Users can search for interesting performance metrics from pmdiff to see how much have they changed between the two time periods (or two archives, if specified likewise) using a simple grep command.
# pmdiff --skip-excluded --skip-missing -S @17:10 -T @18:10 -B @19:10 -E @20:10 20220126.00.10.0.xz | grep -E "kernel.all.load" 0.012 6.341 >100 kernel.all.load ["1 minute"] 0.001 6.215 >100 kernel.all.load ["15 minute"] 0.006 6.343 >100 kernel.all.load ["5 minute"]
Performance Metric Inference Engine (PMIE)
One of the most interesting and important features of PCP is the PMIE. PCP provides a rule based language that can perform user defined actions if rule predictions are found to be true. This evaluation of rules is done by PMIE. It accepts a set of arithmetic, logical and/or rule expressions at specified frequencies and can execute user defined actions in response to the specified conditions.
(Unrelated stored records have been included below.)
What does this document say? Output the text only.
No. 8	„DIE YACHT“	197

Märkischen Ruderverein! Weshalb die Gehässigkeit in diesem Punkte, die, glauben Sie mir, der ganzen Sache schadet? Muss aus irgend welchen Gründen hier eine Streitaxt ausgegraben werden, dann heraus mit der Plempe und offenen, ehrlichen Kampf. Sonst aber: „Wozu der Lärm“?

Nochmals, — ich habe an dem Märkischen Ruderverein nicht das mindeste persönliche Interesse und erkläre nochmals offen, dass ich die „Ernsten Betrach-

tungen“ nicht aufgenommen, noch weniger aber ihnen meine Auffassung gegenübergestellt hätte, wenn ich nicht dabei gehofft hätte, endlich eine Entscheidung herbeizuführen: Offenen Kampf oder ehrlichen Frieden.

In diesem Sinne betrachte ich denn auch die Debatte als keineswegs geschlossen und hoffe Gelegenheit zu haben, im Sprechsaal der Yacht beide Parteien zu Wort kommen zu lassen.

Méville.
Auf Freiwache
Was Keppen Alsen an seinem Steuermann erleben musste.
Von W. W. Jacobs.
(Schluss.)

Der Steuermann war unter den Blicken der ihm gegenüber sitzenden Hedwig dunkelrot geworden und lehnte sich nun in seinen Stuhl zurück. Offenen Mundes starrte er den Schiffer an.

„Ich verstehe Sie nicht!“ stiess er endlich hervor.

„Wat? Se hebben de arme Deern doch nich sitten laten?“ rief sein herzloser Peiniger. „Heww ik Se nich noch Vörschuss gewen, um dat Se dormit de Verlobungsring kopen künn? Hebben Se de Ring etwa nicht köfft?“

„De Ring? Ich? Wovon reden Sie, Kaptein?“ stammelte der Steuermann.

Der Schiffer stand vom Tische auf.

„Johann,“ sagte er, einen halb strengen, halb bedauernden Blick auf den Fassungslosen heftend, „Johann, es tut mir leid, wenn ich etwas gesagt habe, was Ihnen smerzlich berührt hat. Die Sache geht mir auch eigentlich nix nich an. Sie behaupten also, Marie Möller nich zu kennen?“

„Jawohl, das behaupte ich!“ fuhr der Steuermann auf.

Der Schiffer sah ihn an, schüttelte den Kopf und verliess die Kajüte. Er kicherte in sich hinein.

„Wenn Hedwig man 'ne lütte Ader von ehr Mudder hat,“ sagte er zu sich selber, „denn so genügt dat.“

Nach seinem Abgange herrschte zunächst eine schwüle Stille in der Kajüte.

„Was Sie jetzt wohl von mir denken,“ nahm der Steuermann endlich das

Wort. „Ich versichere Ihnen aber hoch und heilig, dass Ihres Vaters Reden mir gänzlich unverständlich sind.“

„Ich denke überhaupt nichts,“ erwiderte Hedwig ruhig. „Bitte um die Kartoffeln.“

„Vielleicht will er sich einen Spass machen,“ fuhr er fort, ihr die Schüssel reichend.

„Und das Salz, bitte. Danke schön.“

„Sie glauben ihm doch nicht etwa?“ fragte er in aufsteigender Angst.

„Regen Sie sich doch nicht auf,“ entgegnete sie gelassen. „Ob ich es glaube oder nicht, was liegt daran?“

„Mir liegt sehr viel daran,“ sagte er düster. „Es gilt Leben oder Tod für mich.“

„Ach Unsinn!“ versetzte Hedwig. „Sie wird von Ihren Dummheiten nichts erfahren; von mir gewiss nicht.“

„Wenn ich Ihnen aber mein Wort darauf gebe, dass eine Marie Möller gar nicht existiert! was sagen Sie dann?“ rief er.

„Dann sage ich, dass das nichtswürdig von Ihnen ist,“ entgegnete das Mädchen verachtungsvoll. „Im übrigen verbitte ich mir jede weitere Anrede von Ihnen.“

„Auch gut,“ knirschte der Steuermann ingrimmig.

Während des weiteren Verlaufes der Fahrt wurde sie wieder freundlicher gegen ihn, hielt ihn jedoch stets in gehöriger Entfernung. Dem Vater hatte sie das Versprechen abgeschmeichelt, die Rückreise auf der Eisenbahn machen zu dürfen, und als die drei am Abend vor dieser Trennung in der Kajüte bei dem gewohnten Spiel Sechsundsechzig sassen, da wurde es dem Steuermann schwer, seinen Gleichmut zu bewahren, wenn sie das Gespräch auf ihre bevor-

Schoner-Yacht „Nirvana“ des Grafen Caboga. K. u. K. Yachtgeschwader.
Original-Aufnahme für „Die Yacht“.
The actions could be as simple as logging a message in syslog or pop up alarms to launch a program.
User can trigger additional debug data collection using a PMIE rule.
# cat perf_rule
// 1 cpu.load_average
delta = 10 second;
ruleset
kernel.all.load #'1 minute' > 2 * hinv.ncpu ->
print "extreme load average %v" &
shell 5 minutes "perf record -F99 -o /tmp/perf_record.data sleep 10"
else kernel.all.load #'1 minute' > 1 * hinv.ncpu ->
print "moderate load average %v"
unknown ->
print "load average unavailable"
otherwise ->
print "load average OK"
;
# pmie -c perf_rule
Mon Feb 7 11:58:33 2022: load average OK
Mon Feb 7 11:58:43 2022: load average OK
Mon Feb 7 11:58:53 2022: moderate load average 2.3
Mon Feb 7 11:59:03 2022: extreme load average 6.3
*runs perf record in background for 10 seconds and saves file /tmp/perf_record.data*
As can be seen above, after detecting high load average for 10 seconds, perf record was triggered to gather additional debug information. Without PCP, this data collection would have required a reproducible environment, which is not always possible to have.
It is recommended to run PMIE rules as a root user. However, a non-root user can run PMIE rules too, but cannot execute actions that only the root user can execute.
Conclusion
This blog provides an introduction to PCP, along with information about its architecture and usage on Oracle Linux. With its extensibility and flexibility, PCP becomes the ideal tool for performance data collection.